Положительно здесь я встречал несравненно больше сочувствия, чем там, где я был несколько минут тому назад. Учитывая это, я решил оставить о себе хорошую память.

– У меня, братцы, там мел натерт для немца, в кафедру насыпать… Вы уж как-нибудь сами…

– Ты уж не беспокойся. Даром не пропадет, насыплем… У тебя еще там два гвоздя…

– Это так, в пол вбить. На всякий случай. Может, кто зацепится…

Некоторые из приятелей и единомышленников по описанным в дневнике случаям решили предложить чисто коллективную помощь.

– А мы, брат, забастуем, когда уйдешь…

– А какие требования-то предъявите?

– Экономические. Чтобы тебя вернули.

– Спасибо, братцы… Ну, прощайте… Сенька, сегодня вечером приходи ко мне…

– А ты куда сейчас?..

– На реку… Сниму штаны и с сеткой пойду по малявкам…

– A y нас еще три урока… Вот черт… Дней пять шляться будешь…

Кажется, что, уйдя из класса, я оставил там немало людей, искренне завидовавших моему неожиданному положению.

Домой я возвращался с отцом и матерью. Это была очень невеселая группа. Я шел спереди, с ранцем за плечами, искренне довольный тем обстоятельством, что сейчас я смогу спокойно позавтракать дома хорошей яичницей, выпить кофе и, так как дома мое присутствие будет всем напоминать о семейном горе, уйти шляться по городу. На реку, конечно, я бы все равно не пошел – летом еще набегаюсь. Отец шел сзади и говорил много лишнего.

– Ух, как и драть я его буду, – делился он впечатлениями с матерью, – сниму что надо да ремнем…

Мать, наверное, по своим чисто практическим соображениям находила, что эта мера может доставить только бесполезное удовольствие отцу и никакого педагогического значения не имеет:

– Проберешь этакого… Его оглоблей надо…

– И оглоблей буду,– не стеснялся в средствах отец, – всем буду…

Сказать, чтобы все эти обещания действовали на душу, как успокаивающая музыка, я не мог, но отвечать на улице было бесполезно. И, только придя домой, я решил, что пора заговорить и мне.

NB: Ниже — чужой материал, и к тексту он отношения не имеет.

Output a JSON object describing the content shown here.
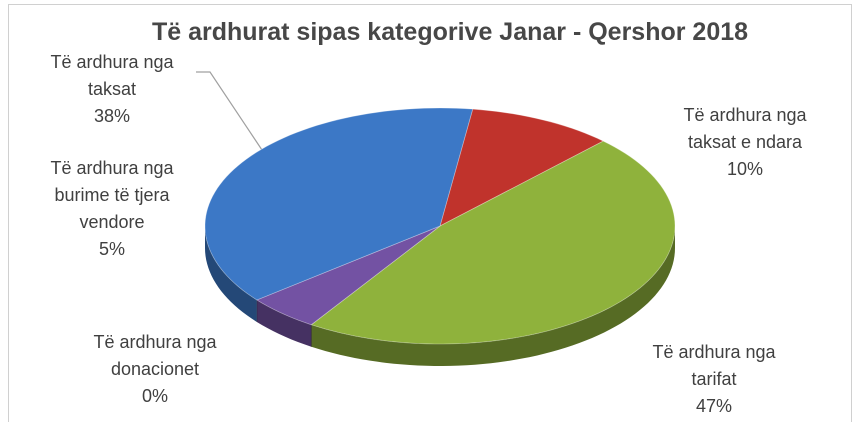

– Бить будете? – хмуро спросил я, твердо уверенный, что меня никто не тронет пальцем.

– Будем, – упрямо ответил отец, – непременно… Из гимназии вышвырнули…

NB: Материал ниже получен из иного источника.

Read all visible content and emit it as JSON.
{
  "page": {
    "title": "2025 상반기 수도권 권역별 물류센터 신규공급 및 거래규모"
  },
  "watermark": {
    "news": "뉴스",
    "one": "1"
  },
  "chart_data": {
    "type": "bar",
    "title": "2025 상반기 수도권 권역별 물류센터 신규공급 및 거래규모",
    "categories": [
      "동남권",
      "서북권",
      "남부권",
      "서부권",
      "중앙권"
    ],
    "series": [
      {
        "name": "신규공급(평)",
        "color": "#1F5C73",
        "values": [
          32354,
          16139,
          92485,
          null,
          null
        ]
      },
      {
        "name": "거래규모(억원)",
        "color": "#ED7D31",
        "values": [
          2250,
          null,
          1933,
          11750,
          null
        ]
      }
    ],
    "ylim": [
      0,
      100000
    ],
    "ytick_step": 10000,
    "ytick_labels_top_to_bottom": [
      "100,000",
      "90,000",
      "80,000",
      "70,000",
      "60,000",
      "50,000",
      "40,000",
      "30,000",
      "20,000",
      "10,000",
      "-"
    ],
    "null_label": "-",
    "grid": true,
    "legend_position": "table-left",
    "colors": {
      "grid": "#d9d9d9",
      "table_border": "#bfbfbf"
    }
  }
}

– А я туда обратно вшвырнусь…

– Да кто тебя примет-то?..

– Кто вышиб, тот и примет…

Отцу, по-видимому, это показалось вполне возможным. Он искоса посмотрел на меня и стал снимать сюртук. Оставлять меня без приличного возмездия ему все-таки не хотелось, и тоном, уже менее суровым, он довел до моего сведения, что хочет отдать меня в мальчишки к портному.

Так как это было придумано совсем неумно, я даже не стал спорить.

– Отдавай.

– Ты с кем разговариваешь, негодяй?

– С тобой.

– То-то, «с тобой»… Ты чего здесь торчишь?

– Есть хочется…

– Позовут, когда надо…

– Мама уже накрывает…

– Иди, иди… Скажи, что сейчас приду тоже…

Через две недели меня снова приняли в гимназию.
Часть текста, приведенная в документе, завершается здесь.